O guru financeiro da ABC, Alan Kohler, alertou que os australianos enfrentam um “grande e silencioso desastre” após a pandemia, com os trabalhadores efetivamente sofrendo enormes cortes salariais à medida que a inflação aumenta.
Kohler explicou como os australianos que ganham o salário médio foram atingidos a partir de março de 2021, à medida que o aumento dos preços consumiu quaisquer aumentos salariais que receberam nos dois anos seguintes.
“Esses assalariados médios tiveram aumentos salariais nos dois anos seguintes, mas foram consumidos pelos preços”, disse ele à ABC TV.
‘Portanto, em março de 2023, um salário médio estava atrasado em US$ 5.000 por ano.’
Com a inflação baixa, é improvável que os trabalhadores recuperem o terreno perdido, disse ele.
“O gradiente nas previsões salariais reais do Reserve Bank diz-nos que não vão recuperar o atraso”, disse ele.
“Foi uma perda permanente – o crescimento dos salários reais parou e estabilizou depois de 2022”, disse ele.
Como resultado, o rendimento real per capita tem sido negativo há três anos.
“Além disso, até há poucos meses, os preços das casas subiam mais rapidamente do que os rendimentos durante 25 anos, impedindo uma geração de ter casa própria”, disse ele.
Alan Kohler diz que os australianos sofreram um “grande e silencioso desastre” com a queda dos salários reais
Um gráfico chocante mostra como os salários reais caíram drasticamente após a pandemia de Covid, à medida que a inflação disparava.
Kohler disse que os 13 aumentos de taxas do Reserve Bank também afetaram os australianos com o aumento dos impostos.
“Aqueles nascidos na década de 1990 não se saíram melhor do que a primeira geração de australianos na história que veio antes”, disse ele.
As pessoas nascidas nos anos 50 tiveram melhor desempenho do que as nascidas nos anos 40.
Os nascidos nos anos 60 tiveram melhor desempenho do que os nascidos nos anos 50.
Os nascidos nos anos 70 tiveram melhor desempenho do que os nascidos nos anos 60.
‘E os nascidos nos anos 80 se saíram melhor do que os nascidos nos anos 70.
“Aqueles que nasceram nos anos 90 não estão em melhor situação do que aqueles 10 anos mais velhos – é a primeira vez que isso acontece e eles não estão felizes”, disse Kohler.

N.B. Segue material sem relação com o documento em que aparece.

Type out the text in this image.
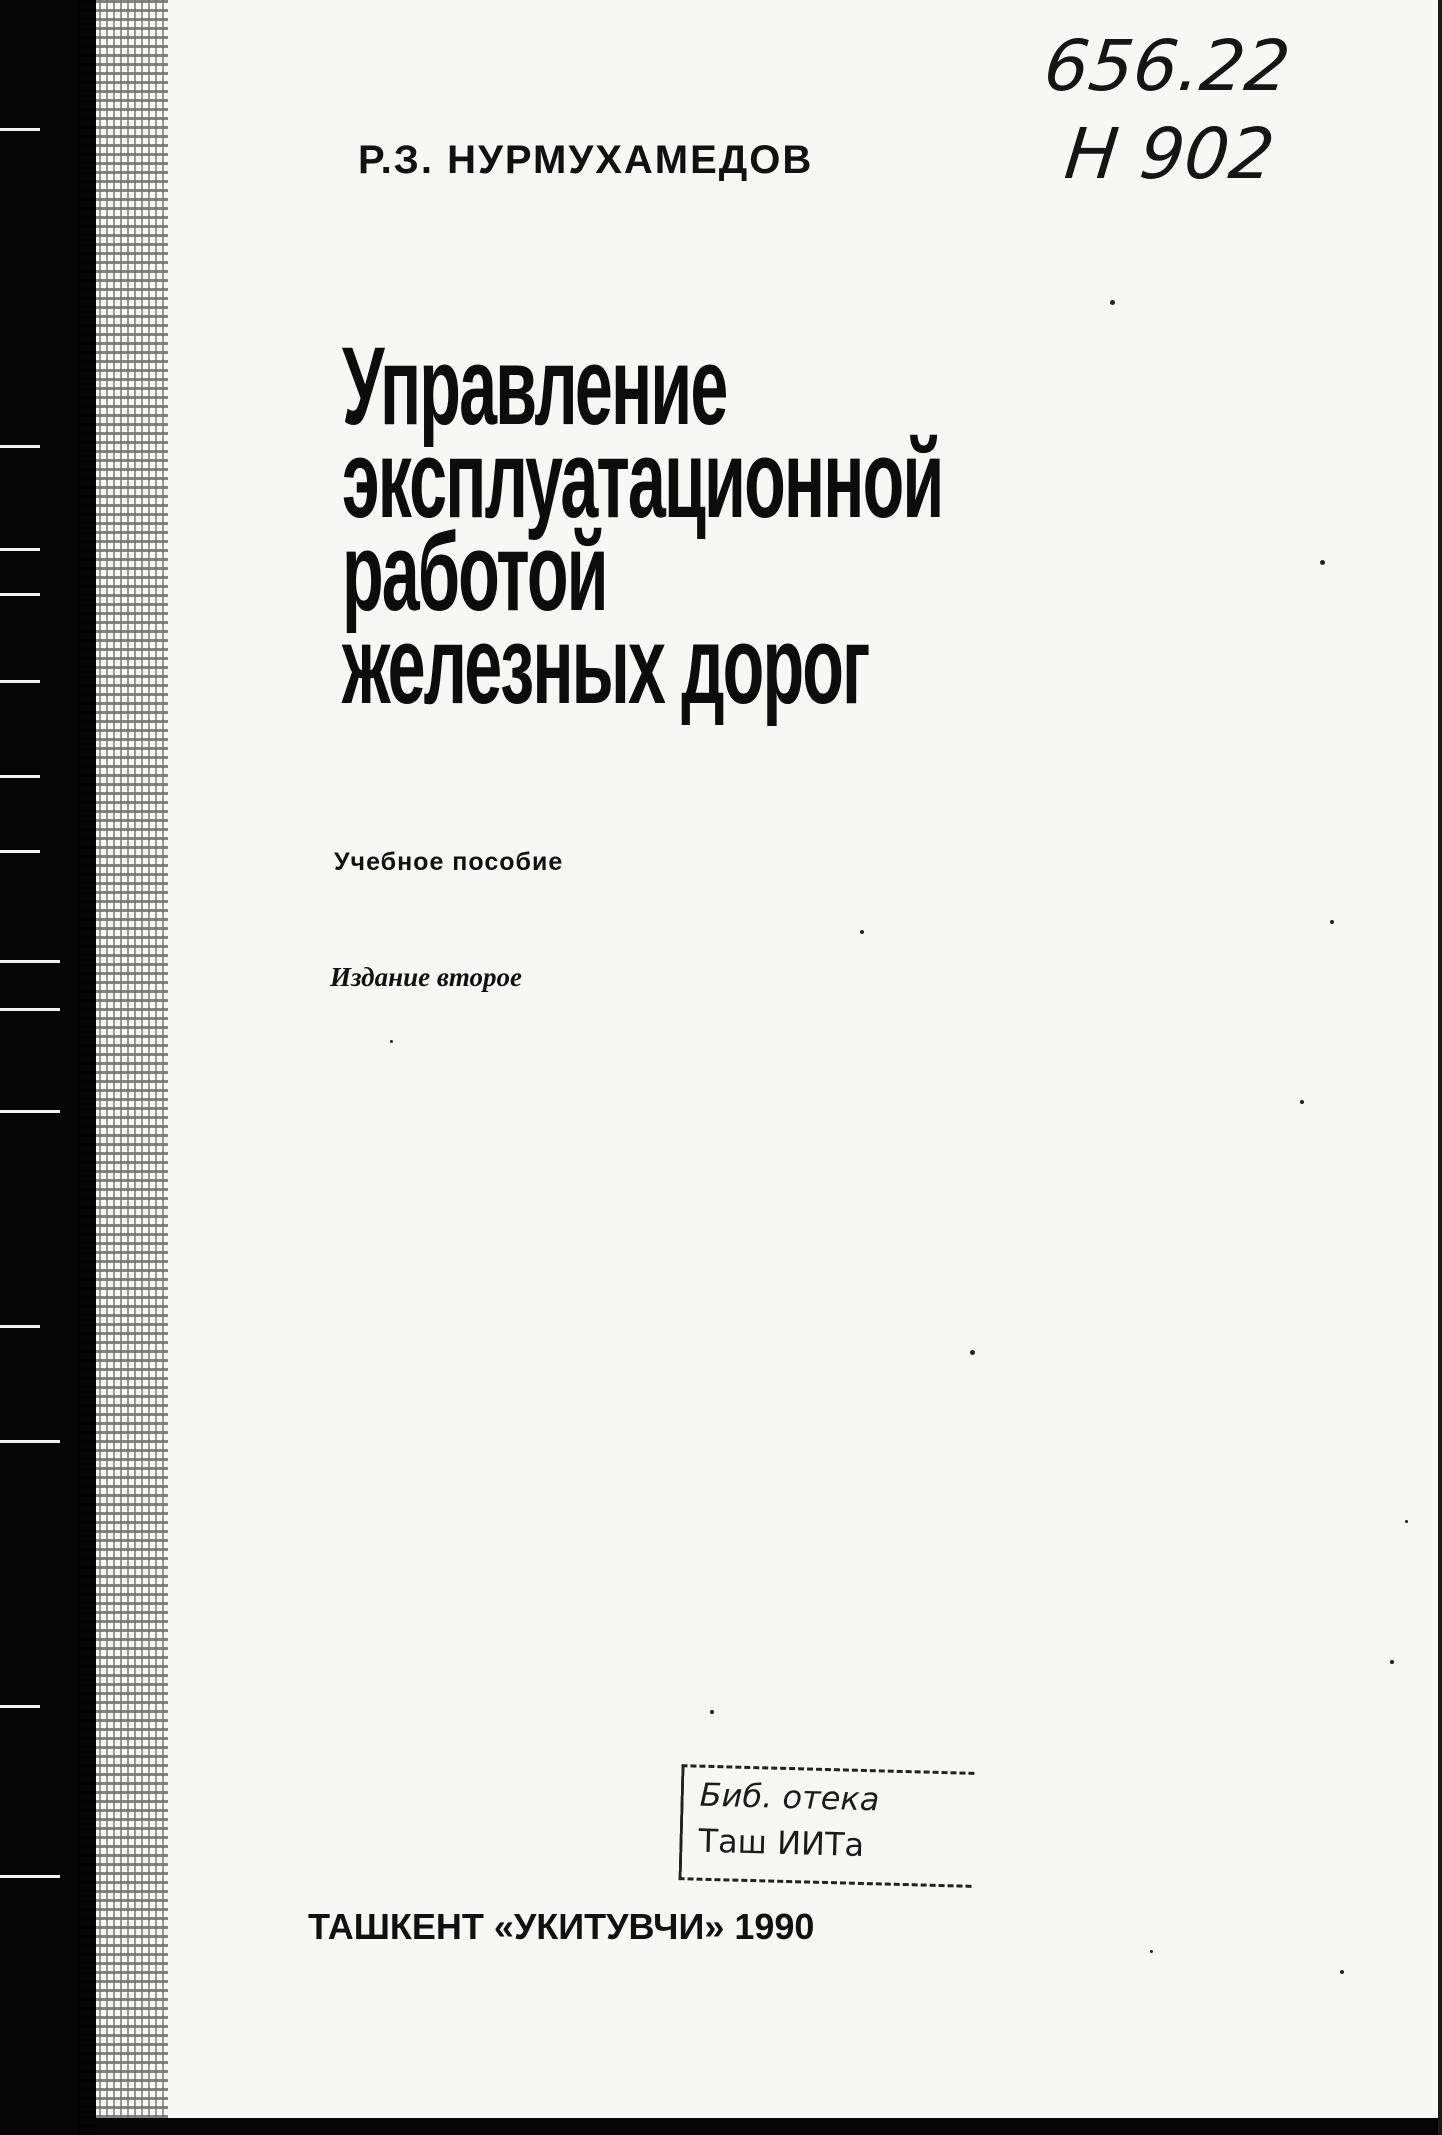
656.22
Н 902
Р.З. НУРМУХАМЕДОВ
Управление
эксплуатационной
работой
железных дорог
Учебное пособие
Издание второе
Биб. отека
Тaш ИИТа
ТАШКЕНТ «УКИТУВЧИ» 1990
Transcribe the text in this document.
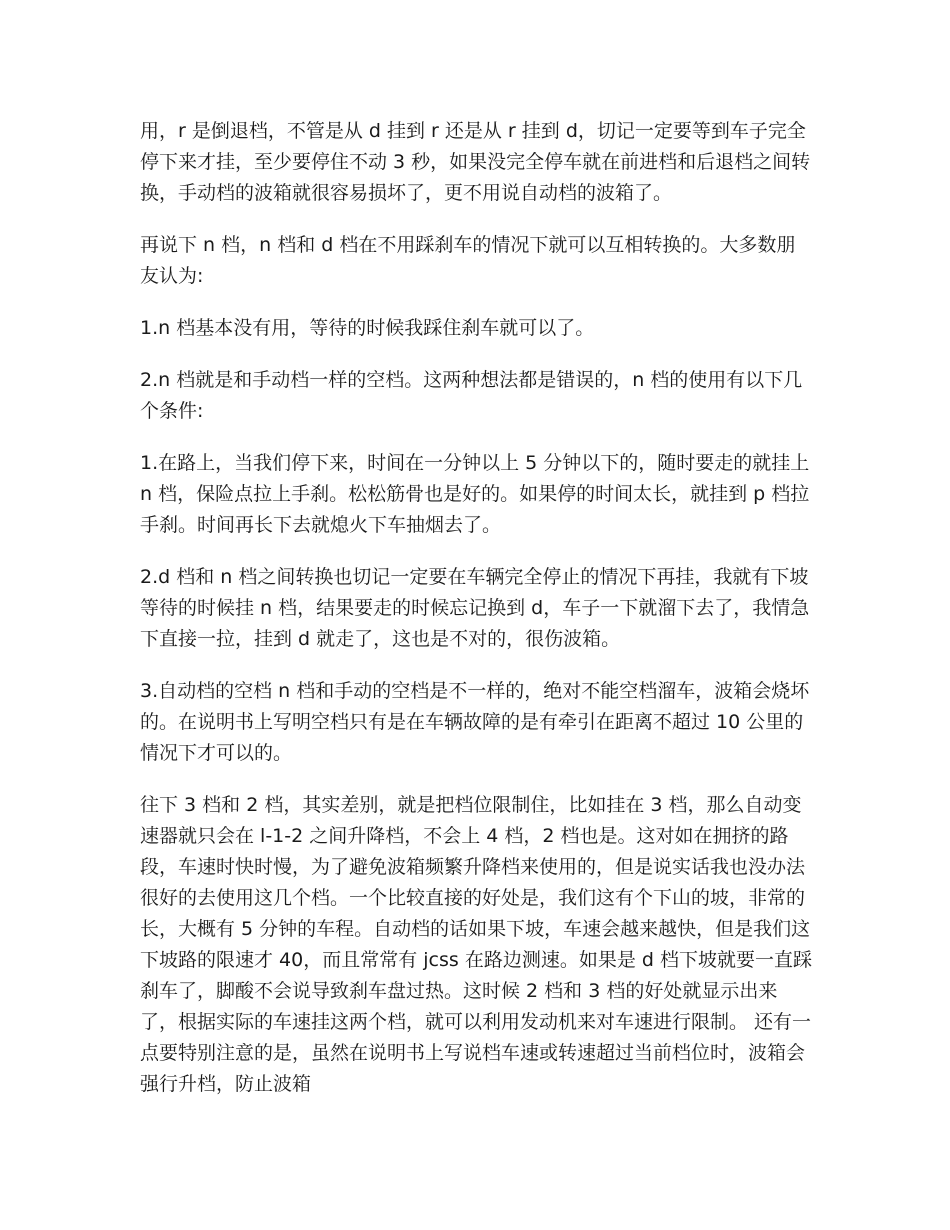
用，r 是倒退档，不管是从 d 挂到 r 还是从 r 挂到 d，切记一定要等到车子完全停下来才挂，至少要停住不动 3 秒，如果没完全停车就在前进档和后退档之间转换，手动档的波箱就很容易损坏了，更不用说自动档的波箱了。

再说下 n 档，n 档和 d 档在不用踩刹车的情况下就可以互相转换的。大多数朋友认为:

1.n 档基本没有用，等待的时候我踩住刹车就可以了。

2.n 档就是和手动档一样的空档。这两种想法都是错误的，n 档的使用有以下几个条件:

1.在路上，当我们停下来，时间在一分钟以上 5 分钟以下的，随时要走的就挂上 n 档，保险点拉上手刹。松松筋骨也是好的。如果停的时间太长，就挂到 p 档拉手刹。时间再长下去就熄火下车抽烟去了。

2.d 档和 n 档之间转换也切记一定要在车辆完全停止的情况下再挂，我就有下坡等待的时候挂 n 档，结果要走的时候忘记换到 d，车子一下就溜下去了，我情急下直接一拉，挂到 d 就走了，这也是不对的，很伤波箱。

3.自动档的空档 n 档和手动的空档是不一样的，绝对不能空档溜车，波箱会烧坏的。在说明书上写明空档只有是在车辆故障的是有牵引在距离不超过 10 公里的情况下才可以的。

往下 3 档和 2 档，其实差别，就是把档位限制住，比如挂在 3 档，那么自动变速器就只会在 l-1-2 之间升降档，不会上 4 档，2 档也是。这对如在拥挤的路段，车速时快时慢，为了避免波箱频繁升降档来使用的，但是说实话我也没办法很好的去使用这几个档。一个比较直接的好处是，我们这有个下山的坡，非常的长，大概有 5 分钟的车程。自动档的话如果下坡，车速会越来越快，但是我们这下坡路的限速才 40，而且常常有 jcss 在路边测速。如果是 d 档下坡就要一直踩刹车了，脚酸不会说导致刹车盘过热。这时候 2 档和 3 档的好处就显示出来了，根据实际的车速挂这两个档，就可以利用发动机来对车速进行限制。 还有一点要特别注意的是，虽然在说明书上写说档车速或转速超过当前档位时，波箱会强行升档，防止波箱
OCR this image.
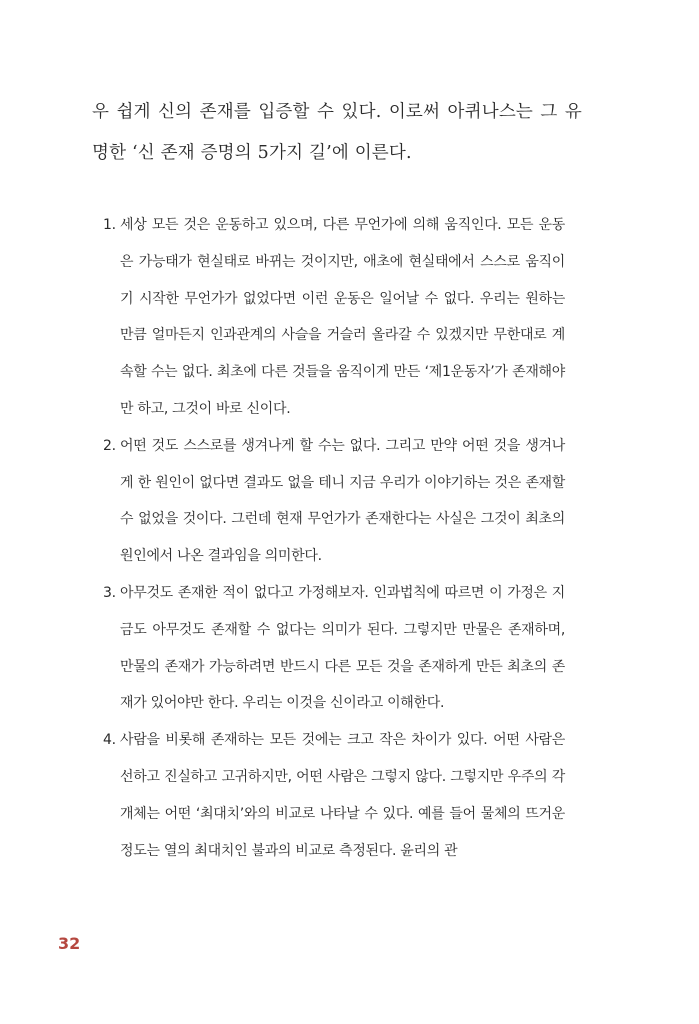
우 쉽게 신의 존재를 입증할 수 있다. 이로써 아퀴나스는 그 유명한 ‘신 존재 증명의 5가지 길’에 이른다.

1. 세상 모든 것은 운동하고 있으며, 다른 무언가에 의해 움직인다. 모든 운동은 가능태가 현실태로 바뀌는 것이지만, 애초에 현실태에서 스스로 움직이기 시작한 무언가가 없었다면 이런 운동은 일어날 수 없다. 우리는 원하는 만큼 얼마든지 인과관계의 사슬을 거슬러 올라갈 수 있겠지만 무한대로 계속할 수는 없다. 최초에 다른 것들을 움직이게 만든 ‘제1운동자’가 존재해야만 하고, 그것이 바로 신이다.
2. 어떤 것도 스스로를 생겨나게 할 수는 없다. 그리고 만약 어떤 것을 생겨나게 한 원인이 없다면 결과도 없을 테니 지금 우리가 이야기하는 것은 존재할 수 없었을 것이다. 그런데 현재 무언가가 존재한다는 사실은 그것이 최초의 원인에서 나온 결과임을 의미한다.
3. 아무것도 존재한 적이 없다고 가정해보자. 인과법칙에 따르면 이 가정은 지금도 아무것도 존재할 수 없다는 의미가 된다. 그렇지만 만물은 존재하며, 만물의 존재가 가능하려면 반드시 다른 모든 것을 존재하게 만든 최초의 존재가 있어야만 한다. 우리는 이것을 신이라고 이해한다.
4. 사람을 비롯해 존재하는 모든 것에는 크고 작은 차이가 있다. 어떤 사람은 선하고 진실하고 고귀하지만, 어떤 사람은 그렇지 않다. 그렇지만 우주의 각 개체는 어떤 ‘최대치’와의 비교로 나타날 수 있다. 예를 들어 물체의 뜨거운 정도는 열의 최대치인 불과의 비교로 측정된다. 윤리의 관
32
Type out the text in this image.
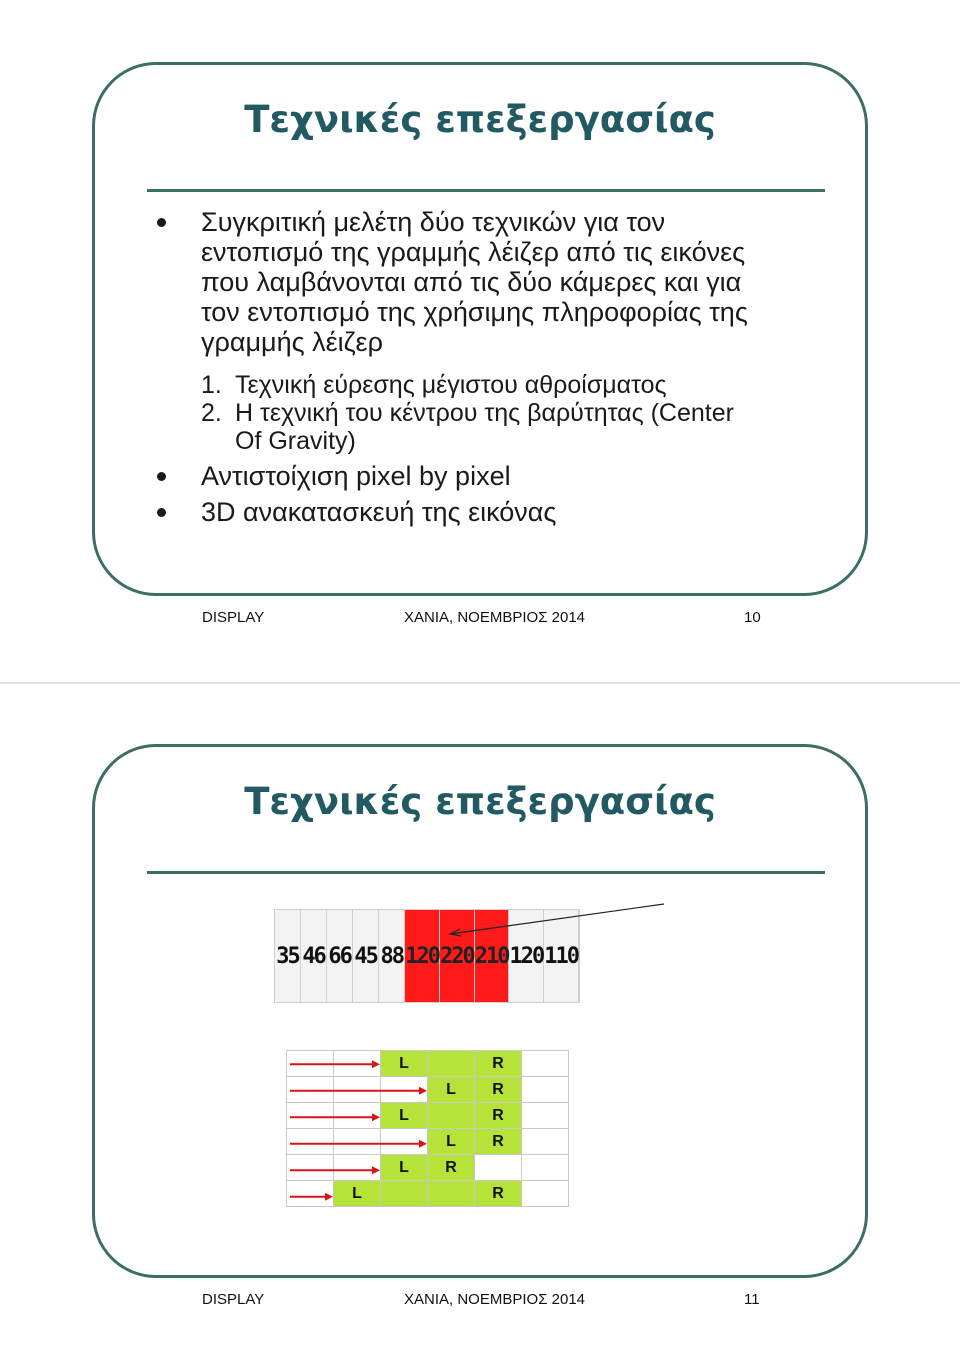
Τεχνικές επεξεργασίας
Συγκριτική μελέτη δύο τεχνικών για τον
εντοπισμό της γραμμής λέιζερ από τις εικόνες
που λαμβάνονται από τις δύο κάμερες και για
τον εντοπισμό της χρήσιμης πληροφορίας της
γραμμής λέιζερ
1. Τεχνική εύρεσης μέγιστου αθροίσματος
2. Η τεχνική του κέντρου της βαρύτητας (Center
Of Gravity)
Αντιστοίχιση pixel by pixel
3D ανακατασκευή της εικόνας
DISPLAY	ΧΑΝΙΑ, ΝΟΕΜΒΡΙΟΣ 2014	10
Τεχνικές επεξεργασίας
35 46 66 45 88 120 220 210 120 110
		L		R	
			L	R	
		L		R	
			L	R	
		L	R		
	L			R	
DISPLAY	ΧΑΝΙΑ, ΝΟΕΜΒΡΙΟΣ 2014	11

O economista-chefe do Australia Institute, Greg Jericho, disse que os salários deveriam subir mais rápido do que a inflação.
Outro gráfico chocante mostra a rapidez com que os preços das casas subiram em relação aos salários
O economista-chefe do Australia Institute, Greg Jericho, disse que a Austrália viu a maior queda nos salários reais de que há memória.
“Os últimos 5 anos registaram a pior queda nos salários das pessoas de que há memória e as previsões do Reserve Bank dizem que demorará até 2037 para regressar aos níveis em que se encontravam antes da queda, razão pela qual os nossos governos estaduais e federais precisam de assumir a liderança numa recuperação rápida.
“Esta é a chave para melhorar a qualidade de vida. Se os seus salários aumentarem 3%, mas a inflação aumentar 3%, a sua situação não estará em melhor situação – os seus salários “reais” não aumentaram. Mesmo com o seu aumento salarial, não conseguirá comprar mais coisas (e, depois de ter em conta os impostos, provavelmente ficará em situação pior).
‘As notícias que temos pela frente não são boas – o RBA estima que até ao final de 2028, um salário de 90.000 dólares em 2021 ainda valerá apenas 86.696 dólares e demoraremos até ao final de 2036 para regressar aos níveis de 2021.’
Ele apelou ao sector público para liderar o crescimento salarial, o que afectaria directamente os salários de todos os australianos.
«Um caminho para uma recuperação rápida é inverter o papel que o sector público desempenhava antes da pandemia. Em vez de suprimir o crescimento salarial, o sector público deveria assumir a liderança e ajudar a recuperar os salários reais.
«O sector público, directa e indirectamente, emprega cerca de um terço da força de trabalho e dizem que o crescimento salarial no sector público poderá ser em média de dois por cento.
“Isto tem um efeito indirecto no sector privado, porque há concorrência pelos trabalhadores e fortalece o regime salarial na economia em algo como o dobro.”